School is back in session for most, and that means working with the school to keep your food allergic child safe. Following is a Back to School with Food Allergies checklist to make sure you’ve covered everything.
Health Care Plans
Does your child have a Health Care Plan with the school? If not, you should get one. It could be as simple as an Allergy Action Plan or an Emergency Action Plan and as thorough as a 504 Plan or an IEP (Individualized Education Plan).
A Health Care Plan can and should detail what allergies your child has, what his/her reactions might be, and how to treat those reactions.

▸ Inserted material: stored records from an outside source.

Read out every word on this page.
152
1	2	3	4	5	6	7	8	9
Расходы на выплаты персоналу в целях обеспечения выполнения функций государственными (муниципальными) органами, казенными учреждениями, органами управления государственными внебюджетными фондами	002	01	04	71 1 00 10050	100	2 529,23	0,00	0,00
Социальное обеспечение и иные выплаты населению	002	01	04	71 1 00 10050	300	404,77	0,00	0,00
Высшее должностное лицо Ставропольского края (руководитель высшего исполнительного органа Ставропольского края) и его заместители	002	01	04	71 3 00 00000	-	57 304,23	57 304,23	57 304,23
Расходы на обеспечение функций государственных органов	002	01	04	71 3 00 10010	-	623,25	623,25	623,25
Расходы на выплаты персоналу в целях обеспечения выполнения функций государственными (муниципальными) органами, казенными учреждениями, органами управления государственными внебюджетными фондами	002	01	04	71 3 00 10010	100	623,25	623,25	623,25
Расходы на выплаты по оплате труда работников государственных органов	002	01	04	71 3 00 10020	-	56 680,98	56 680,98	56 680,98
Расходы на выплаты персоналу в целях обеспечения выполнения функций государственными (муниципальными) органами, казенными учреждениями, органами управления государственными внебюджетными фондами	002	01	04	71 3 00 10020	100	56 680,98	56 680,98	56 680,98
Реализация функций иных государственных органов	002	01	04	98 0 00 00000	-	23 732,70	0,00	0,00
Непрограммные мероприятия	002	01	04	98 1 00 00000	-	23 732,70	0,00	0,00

A Health Care Plan can also include accommodations such as a peanut safe classroom.
If you don’t have a Health Care Plan, talk to your school nurse. She can get one started for you.
Speak with the Teachers, Staff, Etc.
Now is the time to meet or at least call/email the teachers and staff at your child’s school. Don’t forget the bus driver and anyone else who may come in contact with your child. The more people who know about your child’s allergies and how to treat them the better.
You may find yourself surprised that the bus driver hands out candy or that the classroom teacher celebrates kid’s birthdays and holidays with food parties. It’s important to develop a relationship with these adults who will be caring for your child.
If your child has any medications for his allergies, they should be up to date and at the school. Check expiration dates on EpiPens. Find out where EpiPens are stored, if your child can self carry/administer (depending on age), and whether you want that. You may also want to check with the bus driver as to whether he has been EpiPen trained.
Talk to Your Child
It’s crucial to have regular discussions with your child on what your expectations are. Remind her of your rules for what she is allowed to eat. Is she allowed to buy school lunch? Is she allowed to share food with friends? Does everything she eats need to have an ingredient label? Don’t forget to discuss what to do when/if she feels like she is having an allergic reaction.
Younger children may have a simple set of rules. An older child should start to take more responsibility for her allergies.
Keep Things in Perspective
Remember that accidents can and will happen. Most teachers do the best they can. Accidents usually stem from misinformation or poor communication. Keep communicating with your school/teachers/staff/child about what is and isn’t working. Try to remain calm and kind. With the above steps, you’ll be well on your way to ensuring that your child has a safe school experience.